Adding the lengths of the intervals we get the probability

$P = 0.01_{2} + 0.0001_{2} + 0.000001_{2} + ... = 0.010101..._{2}$

Now $3P = P + 2P = 0.010101..._{2} + 0.101010..._{2} = 0.111111..._{2} = 1$

So $P=\frac{1}{3}$

Log base 2 of 1/x can be rewritten as -log base 2 of x.

Graphing -log base 2 of x yields segments of length (1 - 1/2) at y=0, segment of (1/2-1/4) at y=1, (1/4-1/8) at y=2, etc.

The function that gives the segment’s length at y=n is given by 2^{-n-1}

The probability of y being odd is the same as the sum of the segments at n being odd;

This turns into the infinite sum of 4^{-n}, 1/4 + 1/16 + 1/64....

which simplifies to 1/3, or 0.333.

Matlab Solution:

q=10000;     %sqrt of number of experiments to perform
r = rand(q);  %gen matrix of rand numbers
r = r(:);         %make into vector for easy processing  
x= floor(log(1./r)./log(2));    %apply function
odd = mod(x,2);    %find odd vals of output
sum(odd)/q^2       %find p

ans = 0.3334

f(x)=floor(lg(1/x))

From 1/2 to 1 the function is 0: even

From 1/4 to 1/2 the function is 1: odd

From 1/8 to 1/4 the function is 2: even

From 1/16 to 1/8 the function is 3: odd etc

Each even interval has a corresponding odd interval which is half as wide, so overall the P(even)=2*P(odd)

P(even) = 2/3

P(odd) = 1/3

The approach which I followed is very naive I guess!

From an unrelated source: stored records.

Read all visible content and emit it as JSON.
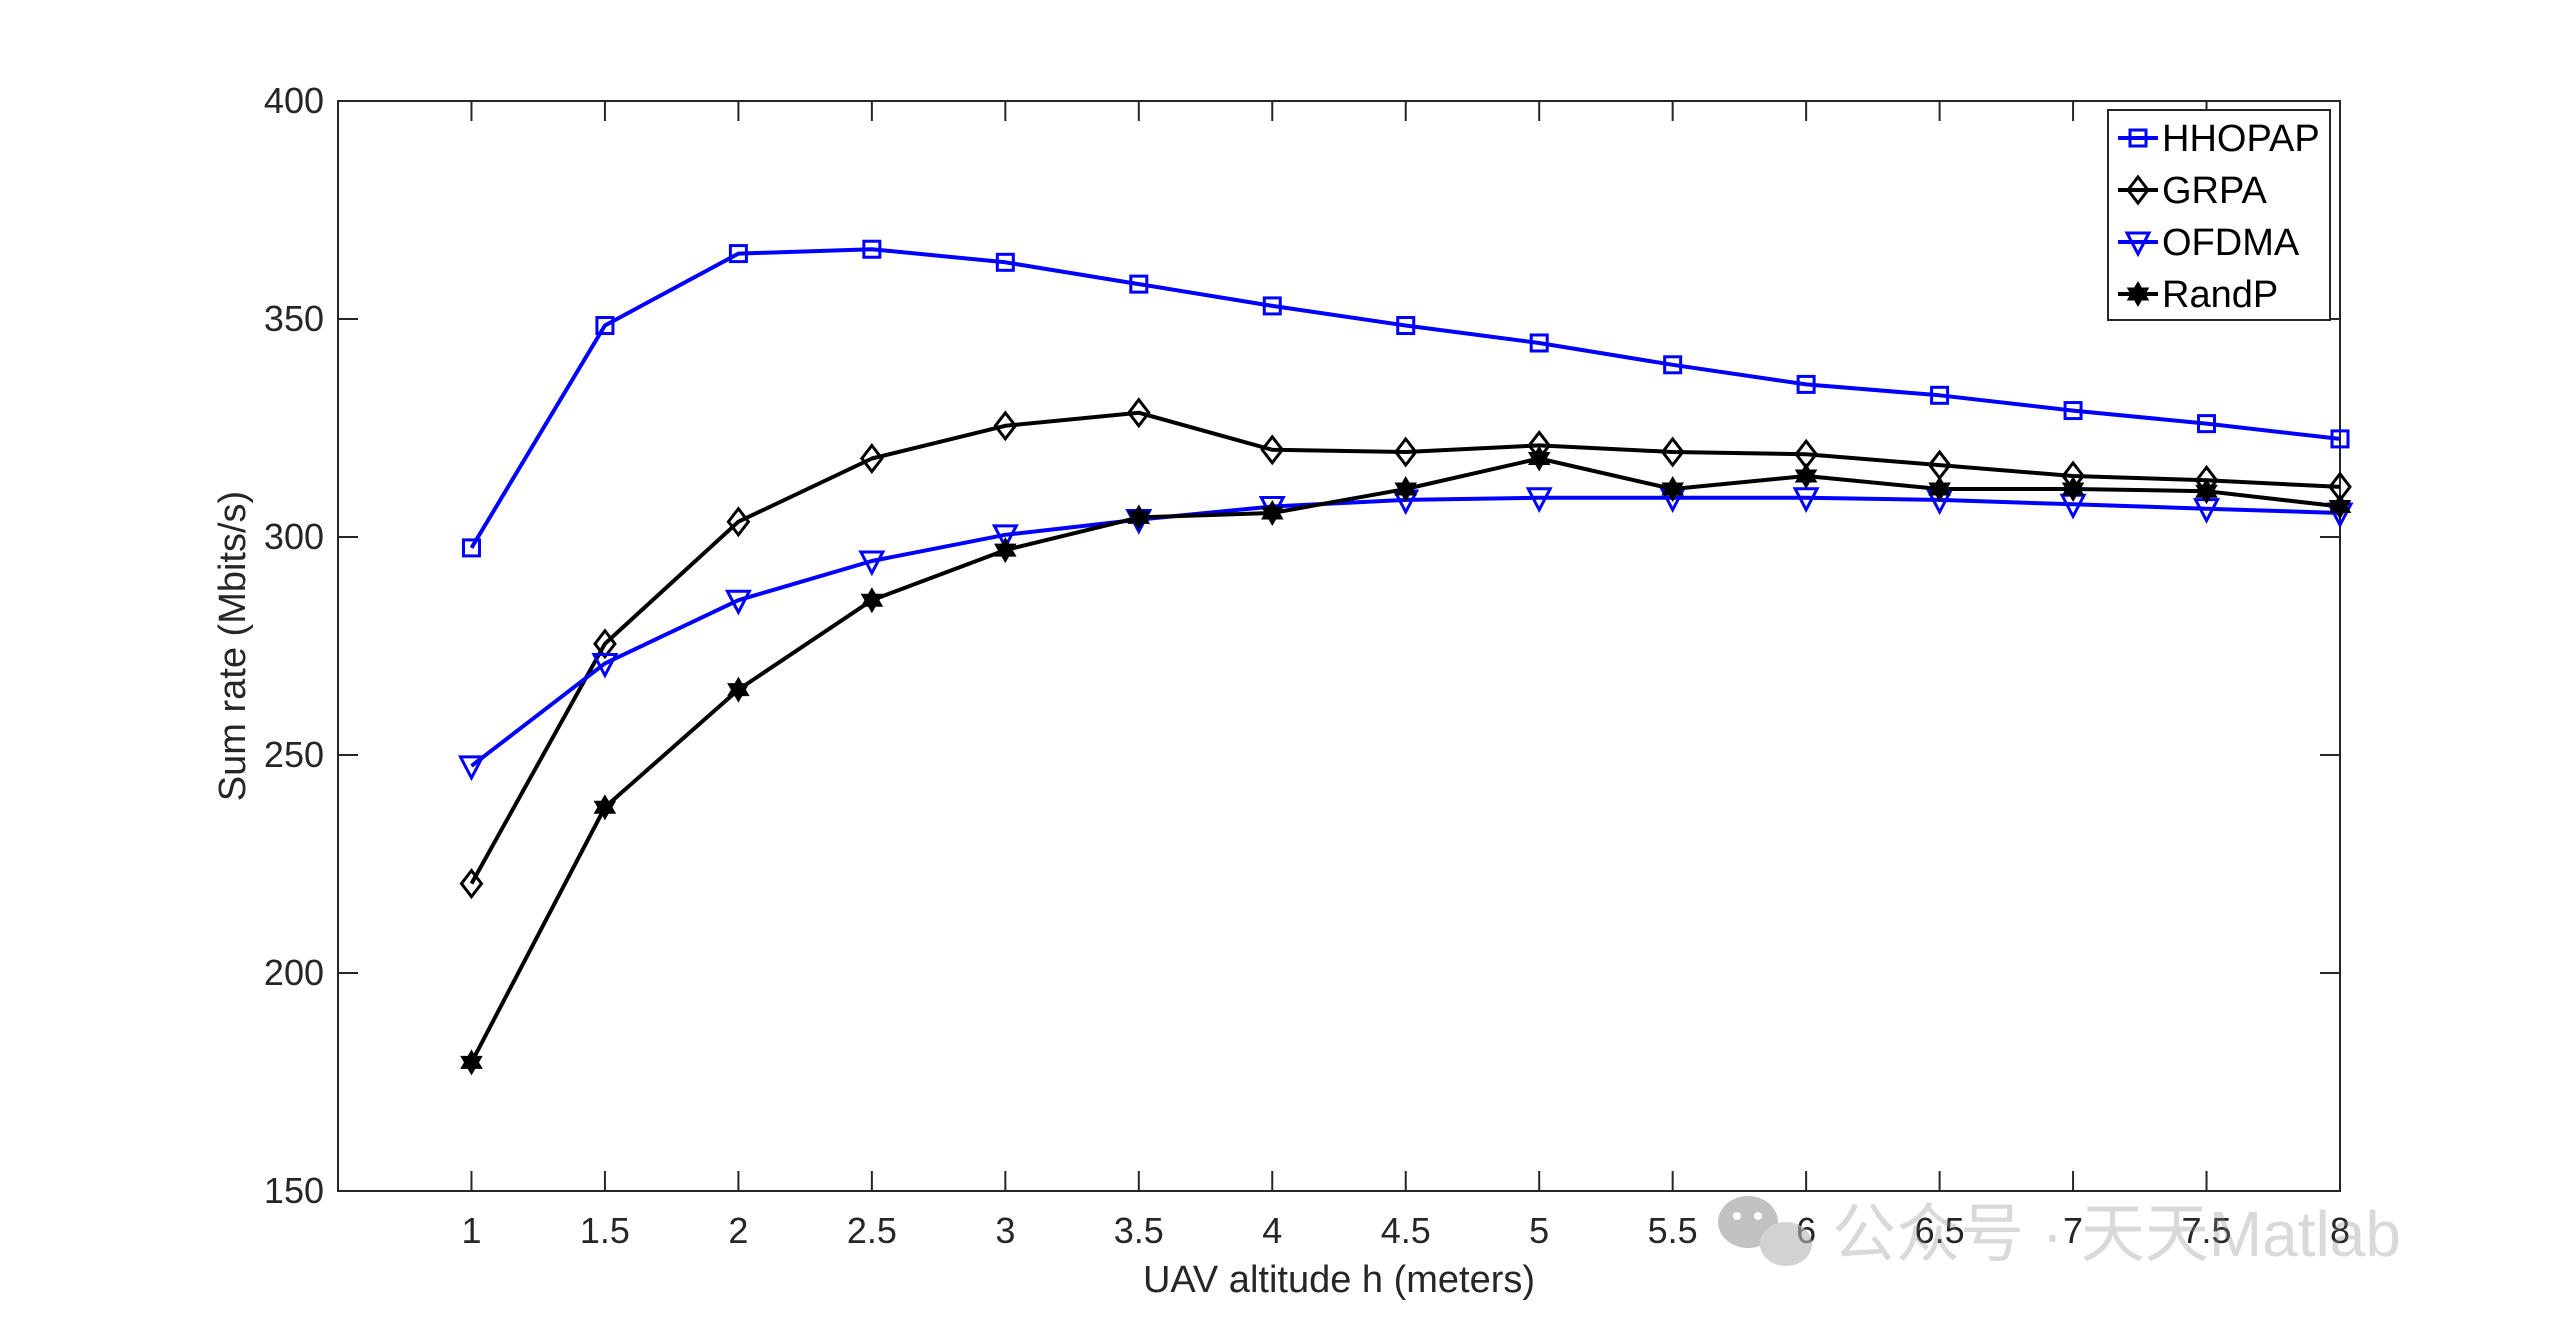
{
  "chart_data": {
    "type": "line",
    "xlabel": "UAV altitude h (meters)",
    "ylabel": "Sum rate (Mbits/s)",
    "xlim": [
      0.5,
      8
    ],
    "ylim": [
      150,
      400
    ],
    "x": [
      1,
      1.5,
      2,
      2.5,
      3,
      3.5,
      4,
      4.5,
      5,
      5.5,
      6,
      6.5,
      7,
      7.5,
      8
    ],
    "xticks": [
      "1",
      "1.5",
      "2",
      "2.5",
      "3",
      "3.5",
      "4",
      "4.5",
      "5",
      "5.5",
      "6",
      "6.5",
      "7",
      "7.5",
      "8"
    ],
    "yticks": [
      "150",
      "200",
      "250",
      "300",
      "350",
      "400"
    ],
    "grid": false,
    "legend_position": "top-right",
    "series": [
      {
        "name": "HHOPAP",
        "color": "#0000ff",
        "marker": "square",
        "values": [
          297.5,
          348.5,
          365,
          366,
          363,
          358,
          353,
          348.5,
          344.5,
          339.5,
          335,
          332.5,
          329,
          326,
          322.5
        ]
      },
      {
        "name": "GRPA",
        "color": "#000000",
        "marker": "diamond",
        "values": [
          220.5,
          275.5,
          303.5,
          318,
          325.5,
          328.5,
          320,
          319.5,
          321,
          319.5,
          319,
          316.5,
          314,
          313,
          311.5
        ]
      },
      {
        "name": "OFDMA",
        "color": "#0000ff",
        "marker": "triangle-down",
        "values": [
          247.5,
          271,
          285.5,
          294.5,
          300.5,
          304,
          307,
          308.5,
          309,
          309,
          309,
          308.5,
          307.5,
          306.5,
          305.5
        ]
      },
      {
        "name": "RandP",
        "color": "#000000",
        "marker": "hexagram",
        "values": [
          179.5,
          238,
          265,
          285.5,
          297,
          304.5,
          305.5,
          311,
          318,
          311,
          314,
          311,
          311,
          310.5,
          307
        ]
      }
    ]
  },
  "watermark": {
    "text": "公众号 · 天天Matlab",
    "icon": "wechat-icon"
  }
}
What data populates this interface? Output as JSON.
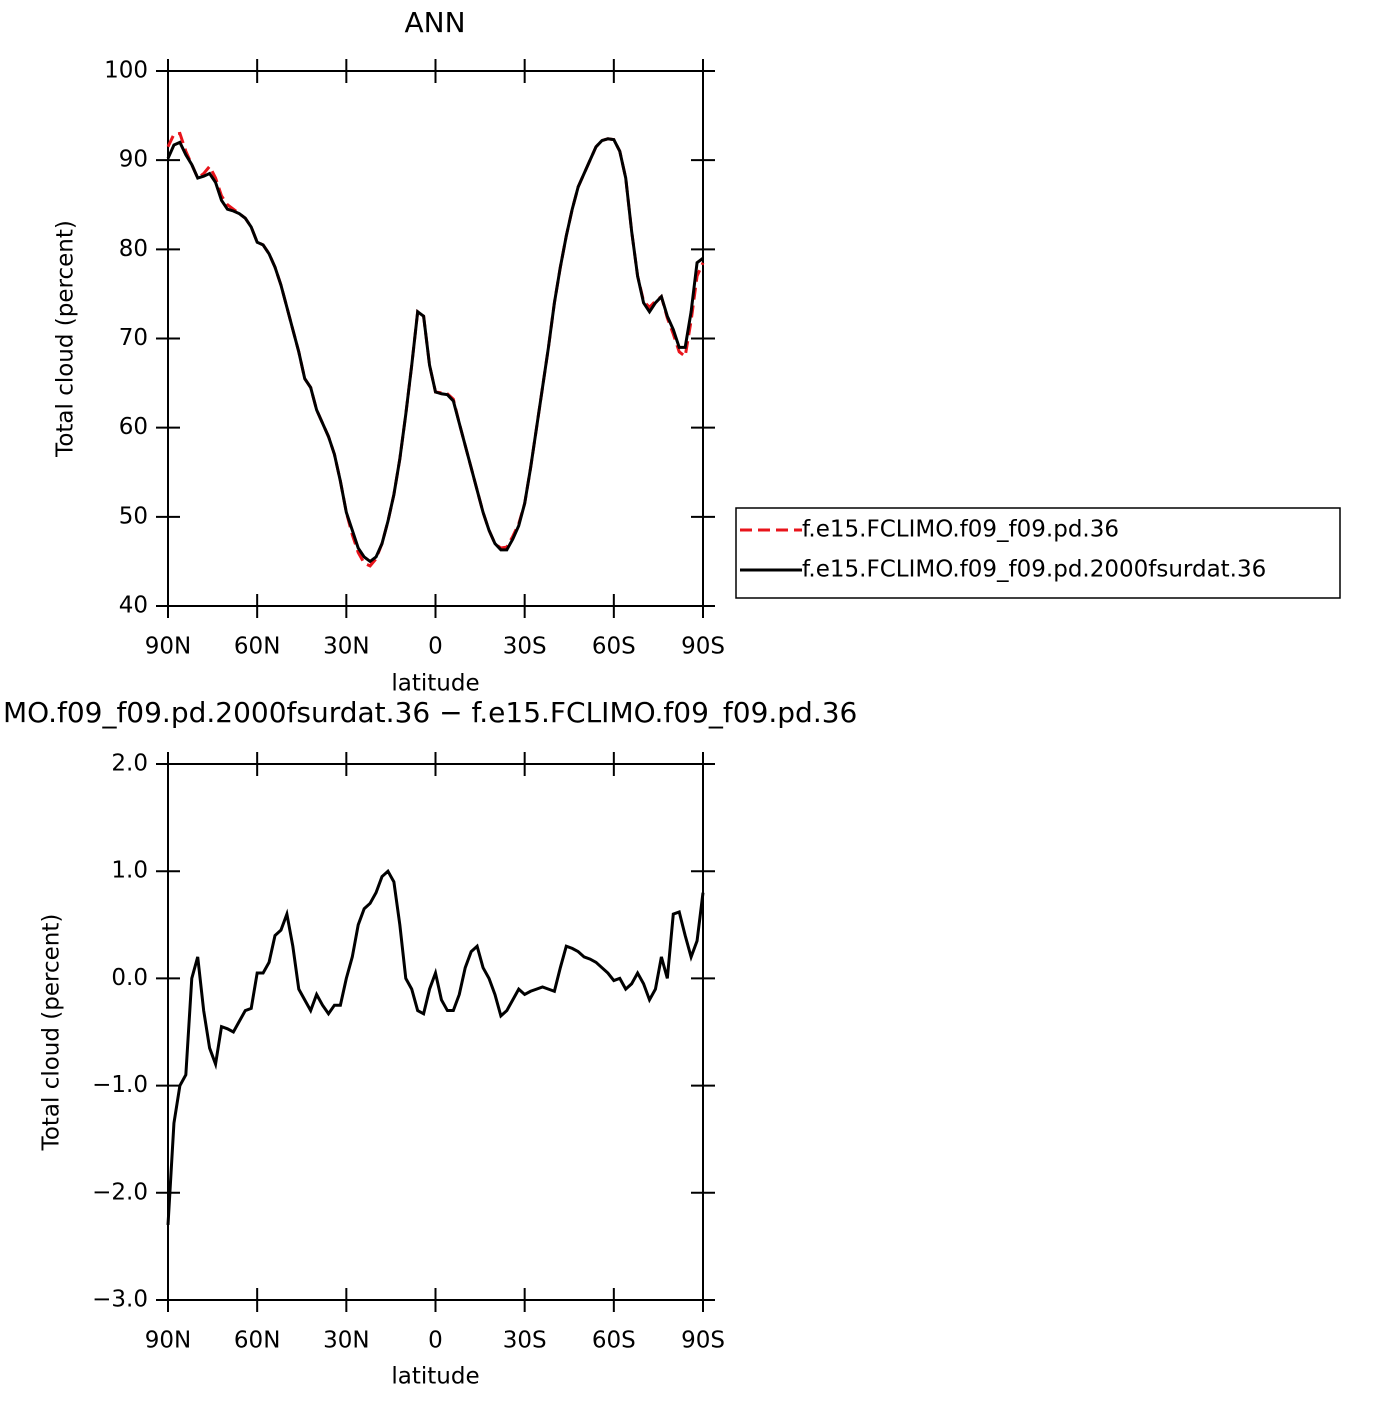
{
  "chart_data": [
    {
      "type": "line",
      "title": "ANN",
      "xlabel": "latitude",
      "ylabel": "Total cloud (percent)",
      "x": [
        90,
        88,
        86,
        84,
        82,
        80,
        78,
        76,
        74,
        72,
        70,
        68,
        66,
        64,
        62,
        60,
        58,
        56,
        54,
        52,
        50,
        48,
        46,
        44,
        42,
        40,
        38,
        36,
        34,
        32,
        30,
        28,
        26,
        24,
        22,
        20,
        18,
        16,
        14,
        12,
        10,
        8,
        6,
        4,
        2,
        0,
        -2,
        -4,
        -6,
        -8,
        -10,
        -12,
        -14,
        -16,
        -18,
        -20,
        -22,
        -24,
        -26,
        -28,
        -30,
        -32,
        -34,
        -36,
        -38,
        -40,
        -42,
        -44,
        -46,
        -48,
        -50,
        -52,
        -54,
        -56,
        -58,
        -60,
        -62,
        -64,
        -66,
        -68,
        -70,
        -72,
        -74,
        -76,
        -78,
        -80,
        -82,
        -84,
        -86,
        -88,
        -90
      ],
      "series": [
        {
          "name": "f.e15.FCLIMO.f09_f09.pd.36",
          "color": "#e8141b",
          "dash": "dashed",
          "values": [
            91.5,
            92.9,
            93.0,
            91.0,
            89.5,
            88.0,
            88.5,
            89.3,
            88.0,
            86.0,
            85.0,
            84.5,
            84.0,
            83.5,
            82.5,
            80.8,
            80.5,
            79.5,
            78.0,
            76.0,
            73.5,
            71.0,
            68.5,
            65.5,
            64.5,
            62.0,
            60.5,
            59.0,
            57.0,
            54.0,
            50.5,
            48.0,
            46.0,
            44.8,
            44.5,
            45.3,
            47.0,
            49.5,
            52.5,
            56.5,
            61.5,
            67.0,
            73.0,
            72.5,
            67.0,
            64.0,
            63.9,
            63.8,
            63.2,
            60.5,
            58.0,
            55.5,
            53.0,
            50.5,
            48.5,
            47.0,
            46.5,
            46.6,
            47.8,
            49.2,
            51.5,
            55.5,
            60.0,
            64.5,
            69.0,
            74.0,
            78.0,
            81.5,
            84.5,
            87.0,
            88.5,
            90.0,
            91.5,
            92.2,
            92.4,
            92.3,
            91.0,
            88.0,
            82.0,
            77.0,
            74.2,
            73.5,
            74.2,
            74.7,
            72.3,
            70.5,
            68.5,
            68.0,
            72.0,
            77.0,
            78.5
          ]
        },
        {
          "name": "f.e15.FCLIMO.f09_f09.pd.2000fsurdat.36",
          "color": "#000000",
          "dash": "solid",
          "values": [
            90.2,
            91.7,
            92.0,
            90.6,
            89.5,
            88.0,
            88.2,
            88.5,
            87.5,
            85.5,
            84.5,
            84.3,
            84.0,
            83.5,
            82.5,
            80.8,
            80.5,
            79.5,
            78.0,
            76.0,
            73.5,
            71.0,
            68.5,
            65.5,
            64.5,
            62.0,
            60.5,
            59.0,
            57.0,
            54.0,
            50.5,
            48.5,
            46.5,
            45.5,
            45.0,
            45.5,
            47.0,
            49.5,
            52.5,
            56.5,
            61.5,
            67.0,
            73.0,
            72.5,
            67.0,
            64.0,
            63.8,
            63.7,
            63.0,
            60.5,
            58.0,
            55.5,
            53.0,
            50.5,
            48.5,
            47.0,
            46.3,
            46.3,
            47.5,
            49.0,
            51.5,
            55.5,
            60.0,
            64.5,
            69.0,
            74.0,
            78.0,
            81.5,
            84.5,
            87.0,
            88.5,
            90.0,
            91.5,
            92.2,
            92.4,
            92.3,
            91.0,
            88.0,
            82.0,
            77.0,
            74.0,
            73.0,
            74.0,
            74.7,
            72.5,
            71.0,
            69.0,
            69.0,
            73.0,
            78.5,
            79.0
          ]
        }
      ],
      "xlim": [
        90,
        -90
      ],
      "xticks": [
        {
          "value": 90,
          "label": "90N"
        },
        {
          "value": 60,
          "label": "60N"
        },
        {
          "value": 30,
          "label": "30N"
        },
        0,
        {
          "value": -30,
          "label": "30S"
        },
        {
          "value": -60,
          "label": "60S"
        },
        {
          "value": -90,
          "label": "90S"
        }
      ],
      "ylim": [
        40,
        100
      ],
      "yticks": [
        40,
        50,
        60,
        70,
        80,
        90,
        100
      ],
      "grid": false,
      "legend": "right"
    },
    {
      "type": "line",
      "title": "MO.f09_f09.pd.2000fsurdat.36 − f.e15.FCLIMO.f09_f09.pd.36",
      "xlabel": "latitude",
      "ylabel": "Total cloud (percent)",
      "x": [
        90,
        88,
        86,
        84,
        82,
        80,
        78,
        76,
        74,
        72,
        70,
        68,
        66,
        64,
        62,
        60,
        58,
        56,
        54,
        52,
        50,
        48,
        46,
        44,
        42,
        40,
        38,
        36,
        34,
        32,
        30,
        28,
        26,
        24,
        22,
        20,
        18,
        16,
        14,
        12,
        10,
        8,
        6,
        4,
        2,
        0,
        -2,
        -4,
        -6,
        -8,
        -10,
        -12,
        -14,
        -16,
        -18,
        -20,
        -22,
        -24,
        -26,
        -28,
        -30,
        -32,
        -34,
        -36,
        -38,
        -40,
        -42,
        -44,
        -46,
        -48,
        -50,
        -52,
        -54,
        -56,
        -58,
        -60,
        -62,
        -64,
        -66,
        -68,
        -70,
        -72,
        -74,
        -76,
        -78,
        -80,
        -82,
        -84,
        -86,
        -88,
        -90
      ],
      "series": [
        {
          "color": "#000000",
          "dash": "solid",
          "values": [
            -2.3,
            -1.35,
            -1.0,
            -0.9,
            0.0,
            0.2,
            -0.3,
            -0.65,
            -0.8,
            -0.45,
            -0.47,
            -0.5,
            -0.4,
            -0.3,
            -0.28,
            0.05,
            0.05,
            0.15,
            0.4,
            0.45,
            0.6,
            0.3,
            -0.1,
            -0.2,
            -0.3,
            -0.15,
            -0.25,
            -0.33,
            -0.25,
            -0.25,
            0.0,
            0.2,
            0.5,
            0.65,
            0.7,
            0.8,
            0.95,
            1.0,
            0.9,
            0.5,
            0.0,
            -0.1,
            -0.3,
            -0.33,
            -0.1,
            0.05,
            -0.2,
            -0.3,
            -0.3,
            -0.15,
            0.1,
            0.25,
            0.3,
            0.1,
            0.0,
            -0.15,
            -0.35,
            -0.3,
            -0.2,
            -0.1,
            -0.15,
            -0.12,
            -0.1,
            -0.08,
            -0.1,
            -0.12,
            0.1,
            0.3,
            0.28,
            0.25,
            0.2,
            0.18,
            0.15,
            0.1,
            0.05,
            -0.02,
            0.0,
            -0.1,
            -0.05,
            0.05,
            -0.05,
            -0.2,
            -0.1,
            0.2,
            0.0,
            0.6,
            0.62,
            0.4,
            0.2,
            0.35,
            0.8
          ]
        }
      ],
      "xlim": [
        90,
        -90
      ],
      "xticks": [
        {
          "value": 90,
          "label": "90N"
        },
        {
          "value": 60,
          "label": "60N"
        },
        {
          "value": 30,
          "label": "30N"
        },
        0,
        {
          "value": -30,
          "label": "30S"
        },
        {
          "value": -60,
          "label": "60S"
        },
        {
          "value": -90,
          "label": "90S"
        }
      ],
      "ylim": [
        -3,
        2
      ],
      "yticks": [
        {
          "value": -3,
          "label": "−3.0"
        },
        {
          "value": -2,
          "label": "−2.0"
        },
        {
          "value": -1,
          "label": "−1.0"
        },
        {
          "value": 0,
          "label": "0.0"
        },
        {
          "value": 1,
          "label": "1.0"
        },
        {
          "value": 2,
          "label": "2.0"
        }
      ],
      "grid": false
    }
  ]
}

I plotted the graph of the function using maxima,

Looking at the plot we can easily come up with this series for the probability of odd number being chosen:

$1/4 + 1/4^2 + 1/4^3 + 1/4^4 + 1/4^5 \dots$ which converges to $1/3$ .

import java.util.*; public class Program{

public static void main(String[] args) {
    double count=0, countodd=0, counteven=0;
    double X;
    for(int counter= 1; counter <=10000000; counter++ ){
    X = Math.random();
    double y = (Math.log(1/X))/(Math.log(2));
    double z = Math.floor(y);
    count= count+1;
    if(z%2==0){
    counteven= counteven+1;

    }
    else{
    countodd=countodd+1;
    }
    }
    System.out.println((countodd/count));
}

}

For the logs, I could only find log base 10, so I used change of base formula. I used mod 2 to find if the integer was even or not.